Власть, если она противостоит «мне» – плоха, если эта власть – «моя», она хороша. Иными словами, власть не любят и чернят до тех пор, пока она не оказалась в «моих» руках. Очень показательно эта двойственность оценок проявилось в постреволюционное время, когда бывшие красноармейцы «из простых» оказались в «креслах». Они искренне были убеждены, что народная власть в том и заключается, чтобы отодвинуть от кормушки «буржуев» и самим пользоваться благами. Для соответствующих примеров можно обратиться к пьесе В.В. Маяковского (1893-1930) «Клоп».
Отсюда – наше отношение к государству. Никому в голову не придет мысль о том, что высший политический союз является детищем некоего «общественного договора», как полагали, например, Ж.-Ж. Руссо (1712-1778) и его современники. Когда читаешь строки: «Что есть государство? Союз свободных нравственных существ, соединяющихся между собой, с пожертвованием частью своей свободы для охранения и утверждения общими силами закона нравственности, который составляет необходимость их бытия»15, невольно думаешь: про нас ли они написаны?!
Действительно, для русского человека государство – не система общественных отношений, не особый склад построения общества, а персонифицированный в группу правящей бюрократии левиафан, нечто враждебное ему и во всяком случае – чужое. Государство – это власть, ломающая всех, кто ему не желает починяться, а не союз свободных лиц со своими правами и гарантиями.
Потому В.В. Розанов (1856-1919) и утверждал: «Государство ломает кости тому, кто перед ним не сгибается или не встречает его с любовью, как невеста жениха. Государство есть сила. Это – его главное. Поэтому единственная порочность государства – это его слабость. «Слабое государство» – contradiction in adjecto. Поэтому «слабое государство» не есть уже государство, а просто нет16. Надо полагать, это – хрестоматийное отношение русского человека к государству; причем – не самое негативное.
И нет никакой странности в том, что в России вовсе не обязательно быть «государственником» или «законником», чтобы слыть приличным человеком. Никто не удивлялся, что казнокрады, взяточники, мошенники в обычной жизни являются милыми, честными, добрыми людьми, любящими свою Родину и готовыми отдать за нее жизнь. «Вот почему, – писал К.Н. Леонтьев (1831-1891), чьи слова мы сейчас кратко привели, – я не люблю «гражданских» обличений»»17.
Не права и свободы, ни внешняя безопасность и защита от посягательств на здоровье, имущество и саму жизнь ассоциируются для русского человеком с понятием «государство», а именно власть, как способность одного лица принудить другого под угрозой наказания выполнить его волю. Да, власть может обезопасить, защитить, но за это она потребует «меня» всего – и уже для удовлетворения своих собственных нужд. Даст на рубль, возьмет на пять.
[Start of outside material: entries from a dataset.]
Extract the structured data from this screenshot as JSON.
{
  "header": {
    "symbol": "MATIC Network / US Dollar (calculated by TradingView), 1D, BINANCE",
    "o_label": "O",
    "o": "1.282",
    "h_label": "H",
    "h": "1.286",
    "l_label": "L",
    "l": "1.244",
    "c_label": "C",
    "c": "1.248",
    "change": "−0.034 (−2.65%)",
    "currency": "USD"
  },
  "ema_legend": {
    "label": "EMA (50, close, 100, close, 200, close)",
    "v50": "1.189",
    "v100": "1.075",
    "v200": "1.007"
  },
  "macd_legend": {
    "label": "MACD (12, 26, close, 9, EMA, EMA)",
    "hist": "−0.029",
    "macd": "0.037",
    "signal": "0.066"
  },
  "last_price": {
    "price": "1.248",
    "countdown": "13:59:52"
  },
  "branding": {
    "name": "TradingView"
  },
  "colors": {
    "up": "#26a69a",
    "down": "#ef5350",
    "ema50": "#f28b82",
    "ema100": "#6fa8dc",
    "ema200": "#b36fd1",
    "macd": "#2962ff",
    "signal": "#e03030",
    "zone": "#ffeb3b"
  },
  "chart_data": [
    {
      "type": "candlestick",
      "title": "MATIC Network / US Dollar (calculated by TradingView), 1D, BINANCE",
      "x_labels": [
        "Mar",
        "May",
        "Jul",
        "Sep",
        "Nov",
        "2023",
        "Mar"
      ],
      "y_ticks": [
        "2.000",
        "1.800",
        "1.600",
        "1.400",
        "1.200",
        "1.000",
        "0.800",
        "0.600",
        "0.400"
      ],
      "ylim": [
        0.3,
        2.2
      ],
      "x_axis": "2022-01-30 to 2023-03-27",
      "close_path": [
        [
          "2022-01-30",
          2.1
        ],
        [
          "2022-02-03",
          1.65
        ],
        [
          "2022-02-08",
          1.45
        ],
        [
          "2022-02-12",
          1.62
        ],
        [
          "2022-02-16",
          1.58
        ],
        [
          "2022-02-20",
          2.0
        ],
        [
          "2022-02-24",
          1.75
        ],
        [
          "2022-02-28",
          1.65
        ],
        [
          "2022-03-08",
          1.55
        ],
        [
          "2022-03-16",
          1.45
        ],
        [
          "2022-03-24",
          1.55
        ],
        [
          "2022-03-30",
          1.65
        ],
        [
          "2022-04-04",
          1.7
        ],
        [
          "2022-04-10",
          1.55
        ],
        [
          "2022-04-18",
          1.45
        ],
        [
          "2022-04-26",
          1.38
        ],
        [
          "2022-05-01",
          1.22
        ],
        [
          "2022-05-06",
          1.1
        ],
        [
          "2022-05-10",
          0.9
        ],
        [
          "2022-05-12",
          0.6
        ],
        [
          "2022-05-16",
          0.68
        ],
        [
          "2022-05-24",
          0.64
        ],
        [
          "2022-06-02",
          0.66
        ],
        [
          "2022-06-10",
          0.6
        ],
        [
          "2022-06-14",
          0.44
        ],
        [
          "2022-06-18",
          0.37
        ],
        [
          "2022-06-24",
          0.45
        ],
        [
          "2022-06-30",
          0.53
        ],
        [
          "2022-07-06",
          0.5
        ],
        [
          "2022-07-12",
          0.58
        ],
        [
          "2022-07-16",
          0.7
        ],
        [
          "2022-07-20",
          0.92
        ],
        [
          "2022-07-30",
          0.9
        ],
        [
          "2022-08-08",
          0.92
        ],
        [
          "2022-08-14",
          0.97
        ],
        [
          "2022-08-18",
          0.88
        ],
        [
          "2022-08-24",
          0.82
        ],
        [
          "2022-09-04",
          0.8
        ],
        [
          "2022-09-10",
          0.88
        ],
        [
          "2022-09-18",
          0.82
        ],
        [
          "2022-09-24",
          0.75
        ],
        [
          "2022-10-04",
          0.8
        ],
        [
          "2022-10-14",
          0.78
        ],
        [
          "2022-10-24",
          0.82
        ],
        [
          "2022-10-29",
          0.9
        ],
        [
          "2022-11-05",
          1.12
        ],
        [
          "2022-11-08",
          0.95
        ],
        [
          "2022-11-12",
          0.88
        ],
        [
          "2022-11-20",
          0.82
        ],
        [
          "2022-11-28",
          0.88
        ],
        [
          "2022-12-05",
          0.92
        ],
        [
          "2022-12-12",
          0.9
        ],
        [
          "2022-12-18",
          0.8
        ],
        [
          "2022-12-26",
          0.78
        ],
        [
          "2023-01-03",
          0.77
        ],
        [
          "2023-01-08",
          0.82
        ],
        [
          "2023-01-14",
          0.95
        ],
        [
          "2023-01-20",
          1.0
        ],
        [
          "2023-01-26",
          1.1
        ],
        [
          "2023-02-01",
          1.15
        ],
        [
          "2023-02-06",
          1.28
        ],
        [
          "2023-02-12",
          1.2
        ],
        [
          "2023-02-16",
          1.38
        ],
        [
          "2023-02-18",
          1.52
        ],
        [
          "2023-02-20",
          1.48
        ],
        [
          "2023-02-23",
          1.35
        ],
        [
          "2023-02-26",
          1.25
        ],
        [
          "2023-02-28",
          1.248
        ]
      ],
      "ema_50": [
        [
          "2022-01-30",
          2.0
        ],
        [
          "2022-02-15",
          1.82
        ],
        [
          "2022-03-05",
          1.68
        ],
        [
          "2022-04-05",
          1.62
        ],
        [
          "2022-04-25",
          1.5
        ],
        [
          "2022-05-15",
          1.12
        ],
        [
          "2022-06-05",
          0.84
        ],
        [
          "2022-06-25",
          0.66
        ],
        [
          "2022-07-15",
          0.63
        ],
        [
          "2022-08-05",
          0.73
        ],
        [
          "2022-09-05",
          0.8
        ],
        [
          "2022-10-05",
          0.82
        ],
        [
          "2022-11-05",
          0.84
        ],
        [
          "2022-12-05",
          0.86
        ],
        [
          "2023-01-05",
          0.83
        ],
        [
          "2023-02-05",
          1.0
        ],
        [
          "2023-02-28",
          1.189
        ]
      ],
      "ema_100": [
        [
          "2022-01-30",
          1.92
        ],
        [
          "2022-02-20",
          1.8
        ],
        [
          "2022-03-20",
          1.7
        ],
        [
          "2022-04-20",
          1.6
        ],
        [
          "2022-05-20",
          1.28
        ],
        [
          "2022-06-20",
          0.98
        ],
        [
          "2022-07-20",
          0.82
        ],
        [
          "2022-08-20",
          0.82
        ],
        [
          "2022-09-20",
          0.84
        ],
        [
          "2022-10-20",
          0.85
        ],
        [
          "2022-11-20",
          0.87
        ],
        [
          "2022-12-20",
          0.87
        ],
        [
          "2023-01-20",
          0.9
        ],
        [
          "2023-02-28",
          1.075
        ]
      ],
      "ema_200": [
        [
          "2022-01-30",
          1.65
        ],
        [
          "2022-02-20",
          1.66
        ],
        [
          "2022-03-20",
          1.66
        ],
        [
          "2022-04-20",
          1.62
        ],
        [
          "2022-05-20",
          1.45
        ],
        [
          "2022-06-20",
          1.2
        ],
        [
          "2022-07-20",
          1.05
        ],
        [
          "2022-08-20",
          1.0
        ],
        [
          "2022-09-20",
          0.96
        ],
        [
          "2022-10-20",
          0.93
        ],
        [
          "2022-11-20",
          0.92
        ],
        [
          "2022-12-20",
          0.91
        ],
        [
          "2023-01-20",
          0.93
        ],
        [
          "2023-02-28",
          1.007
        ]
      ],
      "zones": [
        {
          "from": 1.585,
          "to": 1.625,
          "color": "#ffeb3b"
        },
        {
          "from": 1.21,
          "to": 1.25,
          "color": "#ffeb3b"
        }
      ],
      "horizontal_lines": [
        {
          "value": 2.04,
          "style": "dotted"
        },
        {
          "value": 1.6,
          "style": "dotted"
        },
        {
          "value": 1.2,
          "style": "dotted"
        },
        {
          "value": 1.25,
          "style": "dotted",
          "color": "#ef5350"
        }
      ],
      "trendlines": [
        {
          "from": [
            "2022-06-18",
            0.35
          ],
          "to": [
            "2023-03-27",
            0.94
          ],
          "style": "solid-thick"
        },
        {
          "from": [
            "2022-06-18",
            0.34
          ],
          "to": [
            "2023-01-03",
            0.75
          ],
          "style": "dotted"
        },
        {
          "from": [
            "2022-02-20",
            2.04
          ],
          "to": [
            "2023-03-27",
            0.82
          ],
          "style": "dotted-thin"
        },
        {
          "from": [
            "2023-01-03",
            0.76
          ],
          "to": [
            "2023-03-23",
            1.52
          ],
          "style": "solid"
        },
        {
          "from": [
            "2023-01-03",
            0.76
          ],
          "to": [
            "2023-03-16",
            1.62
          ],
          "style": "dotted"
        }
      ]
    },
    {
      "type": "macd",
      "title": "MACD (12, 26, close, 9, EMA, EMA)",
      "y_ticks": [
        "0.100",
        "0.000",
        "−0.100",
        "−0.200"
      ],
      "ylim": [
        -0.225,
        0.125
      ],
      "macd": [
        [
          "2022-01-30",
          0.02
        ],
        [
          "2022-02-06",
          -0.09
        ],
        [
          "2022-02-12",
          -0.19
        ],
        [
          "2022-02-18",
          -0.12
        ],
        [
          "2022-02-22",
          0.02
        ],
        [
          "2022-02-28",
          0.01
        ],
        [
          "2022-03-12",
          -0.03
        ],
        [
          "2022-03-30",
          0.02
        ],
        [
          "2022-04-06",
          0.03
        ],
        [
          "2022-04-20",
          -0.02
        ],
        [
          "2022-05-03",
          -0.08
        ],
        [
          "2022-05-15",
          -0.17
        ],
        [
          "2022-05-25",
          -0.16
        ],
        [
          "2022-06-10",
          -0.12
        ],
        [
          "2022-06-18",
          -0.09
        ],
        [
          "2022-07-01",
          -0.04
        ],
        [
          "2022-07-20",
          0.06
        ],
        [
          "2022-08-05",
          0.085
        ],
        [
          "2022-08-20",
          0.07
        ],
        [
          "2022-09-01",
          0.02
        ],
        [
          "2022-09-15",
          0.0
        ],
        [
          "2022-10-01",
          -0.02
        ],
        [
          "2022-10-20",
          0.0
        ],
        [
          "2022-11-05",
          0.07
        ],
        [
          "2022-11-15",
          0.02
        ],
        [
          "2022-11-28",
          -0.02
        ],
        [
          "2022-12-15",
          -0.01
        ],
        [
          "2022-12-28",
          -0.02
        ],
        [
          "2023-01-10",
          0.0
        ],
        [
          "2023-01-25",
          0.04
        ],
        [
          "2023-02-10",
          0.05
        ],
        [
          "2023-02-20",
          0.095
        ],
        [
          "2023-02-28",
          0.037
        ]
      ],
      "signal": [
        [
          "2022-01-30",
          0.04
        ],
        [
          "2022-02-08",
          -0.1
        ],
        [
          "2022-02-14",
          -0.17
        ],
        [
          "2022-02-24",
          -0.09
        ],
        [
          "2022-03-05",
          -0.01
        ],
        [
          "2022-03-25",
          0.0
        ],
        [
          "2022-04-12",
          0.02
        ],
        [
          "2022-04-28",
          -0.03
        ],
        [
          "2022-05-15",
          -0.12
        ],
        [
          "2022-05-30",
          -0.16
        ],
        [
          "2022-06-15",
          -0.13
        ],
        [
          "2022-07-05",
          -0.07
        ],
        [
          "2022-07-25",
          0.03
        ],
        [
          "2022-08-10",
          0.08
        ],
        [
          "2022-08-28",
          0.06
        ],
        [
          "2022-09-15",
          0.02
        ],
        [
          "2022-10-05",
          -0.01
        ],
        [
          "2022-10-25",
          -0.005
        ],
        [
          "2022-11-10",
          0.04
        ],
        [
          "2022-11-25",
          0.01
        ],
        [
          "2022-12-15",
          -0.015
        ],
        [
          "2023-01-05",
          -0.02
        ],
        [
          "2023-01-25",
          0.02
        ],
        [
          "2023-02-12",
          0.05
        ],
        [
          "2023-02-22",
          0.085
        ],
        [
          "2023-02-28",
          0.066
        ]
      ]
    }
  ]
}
И, как легко убедиться, это восприятие власти играет в сознании русского человека доминирующую роль, все окрашено в ее цвет. Поэтому, государство для нас не res publica, а символ власти. Церковь – не символ милосердия, не общество братьев и сестер во Христе (это как раз характерно для русских сектантов, обособившихся от остального мира; они «сестры» и «братья», пусть и избирательно, для себя), а властная иерархия, (патриарх – епископ – священник – прихожанин). Личность признается таковой («уважаемый человек!») не в силу ее божественного подобия, а лишь потому и тогда, когда она имеет власть, неважно какую, хотя бы в виде «начальника шлагбаума».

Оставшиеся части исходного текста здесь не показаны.